The full genome of the Neanderthal, an ancient human species probably driven to extinction by the first modern humans that entered Europe some 45,000 years ago, is expected to be recovered shortly. If the mammoth can be resurrected, the same would be technically possible for Neanderthals.What a clever way to get around all the ethical issues (not)! However, aren't we missing the point here? Why would we want to clone a Neanderthal in the first place? (BTW, you need two of them.)
But the process of genetically engineering a human genome into the Neanderthal version would probably raise many objections, as would several other aspects of such a project. “Catholic teaching opposes all human cloning, and all production of human beings in the laboratory, so I do not see how any of this could be ethically acceptable in humans,” said Richard Doerflinger, an official with the United States Conference of Catholic Bishops.
Dr. Church said there might be an alternative approach that would “alarm a minimal number of people.” The workaround would be to modify not a human genome but that of the chimpanzee, which is some 98 percent similar to that of people. The chimp’s genome would be progressively modified until close enough to that of Neanderthals, and the embryo brought to term in a chimpanzee.
“The big issue would be whether enough people felt that a chimp-Neanderthal hybrid would be acceptable, and that would be broadly discussed before anyone started to work on it,” Dr. Church said.

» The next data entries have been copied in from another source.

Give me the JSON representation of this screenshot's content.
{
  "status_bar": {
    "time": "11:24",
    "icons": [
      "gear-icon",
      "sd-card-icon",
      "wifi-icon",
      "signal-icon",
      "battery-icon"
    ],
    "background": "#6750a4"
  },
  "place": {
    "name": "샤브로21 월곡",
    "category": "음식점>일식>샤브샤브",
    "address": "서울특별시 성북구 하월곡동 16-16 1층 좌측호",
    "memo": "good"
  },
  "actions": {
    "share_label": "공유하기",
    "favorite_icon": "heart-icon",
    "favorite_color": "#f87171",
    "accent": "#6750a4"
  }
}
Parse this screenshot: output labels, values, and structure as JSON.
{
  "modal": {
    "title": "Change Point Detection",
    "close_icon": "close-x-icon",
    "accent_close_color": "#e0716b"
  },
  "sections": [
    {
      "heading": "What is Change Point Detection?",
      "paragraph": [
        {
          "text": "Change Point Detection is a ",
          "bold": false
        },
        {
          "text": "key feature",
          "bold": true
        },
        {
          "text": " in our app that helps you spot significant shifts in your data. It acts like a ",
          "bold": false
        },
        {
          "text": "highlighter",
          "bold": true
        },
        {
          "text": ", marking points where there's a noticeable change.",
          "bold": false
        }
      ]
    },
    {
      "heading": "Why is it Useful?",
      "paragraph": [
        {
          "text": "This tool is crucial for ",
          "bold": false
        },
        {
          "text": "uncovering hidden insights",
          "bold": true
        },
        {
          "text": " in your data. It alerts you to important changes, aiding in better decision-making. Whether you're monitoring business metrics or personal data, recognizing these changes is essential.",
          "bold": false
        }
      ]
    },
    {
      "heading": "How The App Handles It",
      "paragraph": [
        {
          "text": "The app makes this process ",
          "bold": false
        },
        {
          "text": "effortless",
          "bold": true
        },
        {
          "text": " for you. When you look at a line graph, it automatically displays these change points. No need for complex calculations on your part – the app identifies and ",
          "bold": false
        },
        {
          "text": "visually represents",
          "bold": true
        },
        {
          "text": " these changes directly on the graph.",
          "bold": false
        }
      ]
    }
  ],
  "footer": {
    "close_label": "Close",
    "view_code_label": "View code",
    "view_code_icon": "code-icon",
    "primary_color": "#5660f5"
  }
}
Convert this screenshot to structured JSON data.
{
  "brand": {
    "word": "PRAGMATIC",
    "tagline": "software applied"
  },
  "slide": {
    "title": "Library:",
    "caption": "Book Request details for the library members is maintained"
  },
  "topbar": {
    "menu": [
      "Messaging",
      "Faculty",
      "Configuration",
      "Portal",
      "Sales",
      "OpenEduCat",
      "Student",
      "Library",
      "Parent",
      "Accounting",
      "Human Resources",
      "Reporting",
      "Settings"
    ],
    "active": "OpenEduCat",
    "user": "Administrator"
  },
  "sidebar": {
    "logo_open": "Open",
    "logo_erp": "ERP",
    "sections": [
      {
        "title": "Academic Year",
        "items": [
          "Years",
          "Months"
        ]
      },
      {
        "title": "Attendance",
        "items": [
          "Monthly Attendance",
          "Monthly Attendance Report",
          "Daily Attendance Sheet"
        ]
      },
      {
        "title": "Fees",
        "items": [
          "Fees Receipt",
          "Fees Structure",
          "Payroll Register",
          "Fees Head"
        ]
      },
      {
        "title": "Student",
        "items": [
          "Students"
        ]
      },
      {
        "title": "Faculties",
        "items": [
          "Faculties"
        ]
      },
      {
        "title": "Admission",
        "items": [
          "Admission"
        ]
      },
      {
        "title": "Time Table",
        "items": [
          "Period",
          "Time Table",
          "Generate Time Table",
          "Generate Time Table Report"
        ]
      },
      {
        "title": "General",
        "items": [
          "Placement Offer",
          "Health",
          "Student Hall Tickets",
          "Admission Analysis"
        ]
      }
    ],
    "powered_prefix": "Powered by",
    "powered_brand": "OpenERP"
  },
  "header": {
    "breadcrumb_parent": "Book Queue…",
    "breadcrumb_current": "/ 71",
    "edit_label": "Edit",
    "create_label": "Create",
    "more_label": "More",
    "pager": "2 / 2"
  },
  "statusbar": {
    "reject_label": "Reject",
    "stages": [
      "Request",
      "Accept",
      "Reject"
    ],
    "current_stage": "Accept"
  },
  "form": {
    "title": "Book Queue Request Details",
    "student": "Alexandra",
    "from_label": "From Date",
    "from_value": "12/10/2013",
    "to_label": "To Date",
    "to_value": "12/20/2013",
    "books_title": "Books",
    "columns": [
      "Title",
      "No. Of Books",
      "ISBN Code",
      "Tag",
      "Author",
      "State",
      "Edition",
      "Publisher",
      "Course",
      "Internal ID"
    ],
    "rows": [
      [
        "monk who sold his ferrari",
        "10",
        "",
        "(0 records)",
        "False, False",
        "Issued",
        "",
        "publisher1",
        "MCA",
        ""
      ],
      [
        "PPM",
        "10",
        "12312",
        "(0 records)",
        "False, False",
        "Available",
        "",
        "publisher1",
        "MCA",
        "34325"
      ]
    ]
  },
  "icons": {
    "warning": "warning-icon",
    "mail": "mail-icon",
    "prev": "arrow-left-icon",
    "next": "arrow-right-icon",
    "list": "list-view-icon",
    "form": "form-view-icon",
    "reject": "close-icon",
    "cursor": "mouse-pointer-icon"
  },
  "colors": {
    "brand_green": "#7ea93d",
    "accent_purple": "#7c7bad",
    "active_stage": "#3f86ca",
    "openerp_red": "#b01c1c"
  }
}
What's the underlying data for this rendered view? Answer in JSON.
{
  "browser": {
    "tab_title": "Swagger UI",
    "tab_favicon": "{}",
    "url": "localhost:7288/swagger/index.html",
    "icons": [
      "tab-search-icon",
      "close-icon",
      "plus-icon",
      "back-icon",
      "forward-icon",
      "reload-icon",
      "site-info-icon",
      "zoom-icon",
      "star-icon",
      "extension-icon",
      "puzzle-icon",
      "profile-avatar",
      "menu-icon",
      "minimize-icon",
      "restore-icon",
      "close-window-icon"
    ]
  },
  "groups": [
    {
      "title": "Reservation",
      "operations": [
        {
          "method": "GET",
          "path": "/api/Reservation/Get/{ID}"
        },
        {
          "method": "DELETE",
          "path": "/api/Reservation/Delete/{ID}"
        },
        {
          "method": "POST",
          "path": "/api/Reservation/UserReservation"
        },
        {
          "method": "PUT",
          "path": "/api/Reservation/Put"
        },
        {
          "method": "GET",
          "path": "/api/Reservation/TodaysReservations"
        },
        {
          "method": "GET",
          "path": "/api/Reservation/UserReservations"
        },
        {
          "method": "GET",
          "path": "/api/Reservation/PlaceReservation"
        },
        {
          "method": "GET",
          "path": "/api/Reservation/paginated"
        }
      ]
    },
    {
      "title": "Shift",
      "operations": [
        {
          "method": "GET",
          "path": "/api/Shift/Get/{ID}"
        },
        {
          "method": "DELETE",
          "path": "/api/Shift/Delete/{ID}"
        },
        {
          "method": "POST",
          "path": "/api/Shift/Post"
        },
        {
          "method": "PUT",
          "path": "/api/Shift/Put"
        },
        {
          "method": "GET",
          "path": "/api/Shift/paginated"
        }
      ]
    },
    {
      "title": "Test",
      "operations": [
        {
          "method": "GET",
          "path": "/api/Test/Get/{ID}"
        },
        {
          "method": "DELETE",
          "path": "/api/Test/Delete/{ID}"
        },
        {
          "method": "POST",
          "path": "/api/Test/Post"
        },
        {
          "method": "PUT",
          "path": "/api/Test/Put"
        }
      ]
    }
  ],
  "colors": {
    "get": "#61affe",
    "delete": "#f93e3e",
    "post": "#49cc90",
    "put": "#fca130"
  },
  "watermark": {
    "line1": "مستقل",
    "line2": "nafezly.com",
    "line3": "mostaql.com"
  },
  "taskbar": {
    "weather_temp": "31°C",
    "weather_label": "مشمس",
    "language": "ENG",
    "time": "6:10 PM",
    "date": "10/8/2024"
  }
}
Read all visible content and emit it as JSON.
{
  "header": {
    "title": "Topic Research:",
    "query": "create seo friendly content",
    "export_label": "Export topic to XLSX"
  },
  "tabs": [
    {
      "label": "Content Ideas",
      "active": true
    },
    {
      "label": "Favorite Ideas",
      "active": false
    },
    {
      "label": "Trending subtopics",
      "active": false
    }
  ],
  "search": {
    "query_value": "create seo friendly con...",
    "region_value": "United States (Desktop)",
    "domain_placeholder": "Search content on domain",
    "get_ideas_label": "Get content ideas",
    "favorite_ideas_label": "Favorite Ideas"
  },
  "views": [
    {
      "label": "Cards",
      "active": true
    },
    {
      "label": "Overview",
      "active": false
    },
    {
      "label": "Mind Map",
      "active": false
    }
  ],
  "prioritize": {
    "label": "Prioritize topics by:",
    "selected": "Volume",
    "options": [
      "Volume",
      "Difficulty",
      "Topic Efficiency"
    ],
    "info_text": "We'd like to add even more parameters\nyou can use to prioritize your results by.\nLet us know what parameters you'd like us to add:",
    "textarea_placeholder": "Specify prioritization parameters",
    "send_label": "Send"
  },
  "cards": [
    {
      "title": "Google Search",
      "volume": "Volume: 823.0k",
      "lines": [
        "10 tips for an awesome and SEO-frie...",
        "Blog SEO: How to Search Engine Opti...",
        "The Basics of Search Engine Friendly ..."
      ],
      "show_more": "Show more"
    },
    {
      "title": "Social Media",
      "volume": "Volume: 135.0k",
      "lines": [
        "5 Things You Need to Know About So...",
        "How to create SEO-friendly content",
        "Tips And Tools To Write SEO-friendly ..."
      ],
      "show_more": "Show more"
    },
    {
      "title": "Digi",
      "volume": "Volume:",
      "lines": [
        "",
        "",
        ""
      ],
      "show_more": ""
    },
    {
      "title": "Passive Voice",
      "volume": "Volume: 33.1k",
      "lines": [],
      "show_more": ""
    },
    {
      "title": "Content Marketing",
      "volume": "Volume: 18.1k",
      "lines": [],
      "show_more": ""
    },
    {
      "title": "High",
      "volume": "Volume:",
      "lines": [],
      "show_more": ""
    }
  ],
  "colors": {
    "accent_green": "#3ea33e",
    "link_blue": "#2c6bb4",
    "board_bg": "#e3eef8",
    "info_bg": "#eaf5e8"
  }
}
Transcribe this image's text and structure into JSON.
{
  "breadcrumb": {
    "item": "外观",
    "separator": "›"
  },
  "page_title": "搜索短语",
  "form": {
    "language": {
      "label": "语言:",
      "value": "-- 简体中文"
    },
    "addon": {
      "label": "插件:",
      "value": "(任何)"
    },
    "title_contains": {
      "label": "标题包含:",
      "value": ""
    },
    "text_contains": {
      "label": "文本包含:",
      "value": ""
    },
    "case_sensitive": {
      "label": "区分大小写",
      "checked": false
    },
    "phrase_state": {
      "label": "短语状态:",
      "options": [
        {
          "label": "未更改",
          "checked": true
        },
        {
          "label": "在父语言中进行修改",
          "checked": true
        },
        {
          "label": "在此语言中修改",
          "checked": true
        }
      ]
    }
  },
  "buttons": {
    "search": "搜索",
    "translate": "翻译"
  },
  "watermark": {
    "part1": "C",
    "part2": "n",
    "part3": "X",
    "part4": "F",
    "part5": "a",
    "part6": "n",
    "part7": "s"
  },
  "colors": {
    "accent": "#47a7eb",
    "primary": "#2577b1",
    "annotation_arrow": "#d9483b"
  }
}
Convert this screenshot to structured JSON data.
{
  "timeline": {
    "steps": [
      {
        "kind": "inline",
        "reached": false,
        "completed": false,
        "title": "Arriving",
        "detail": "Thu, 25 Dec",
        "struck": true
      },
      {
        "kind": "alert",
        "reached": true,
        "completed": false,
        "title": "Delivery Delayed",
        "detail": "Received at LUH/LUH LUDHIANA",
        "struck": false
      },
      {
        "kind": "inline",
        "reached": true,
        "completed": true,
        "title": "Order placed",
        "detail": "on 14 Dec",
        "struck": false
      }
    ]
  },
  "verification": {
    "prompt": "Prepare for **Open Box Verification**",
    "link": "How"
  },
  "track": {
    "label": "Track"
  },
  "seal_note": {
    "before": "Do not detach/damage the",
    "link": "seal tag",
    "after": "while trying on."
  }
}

What if the Neanderthals turn out to be smarter than us—a distinct possibility? Wouldn't they take over all the good jobs, like university professors? And what if they turn out to be stupider than the average human? Don't we already have enough creationists?
[Hat Tip: john hawks weblog: Clone your own Neanderchimp baby?]
There's a feature in this weeks nature on bringing back the mammoth (and they've got the mammoth genome too, but who really cares - its not even annotated). Their conclusion is that we've got a long ways to go technologically speaking before we can do it.
ReplyDelete$10mil should cover the first few years grants, but its gonna take a lot more then that until your kids can go see snufalufigus at to zoo.
Oh, and guess where the mammoth DNA for the sequencing came from - ebay...
"What a clever way to get around all the ethical issues"
ReplyDeleteReally? There are quite good arguments to add chimpanzees to the genus Homo
What if the Neanderthals turn out to be smarter than us—a distinct possibility? Wouldn't they take over all the good jobs, like university professors?
ReplyDeleteNah....they'd have to do a post-doc or two (or four) first, and even if they WERE smarter than the rest of us, there still wouldn't be enough jobs to go around.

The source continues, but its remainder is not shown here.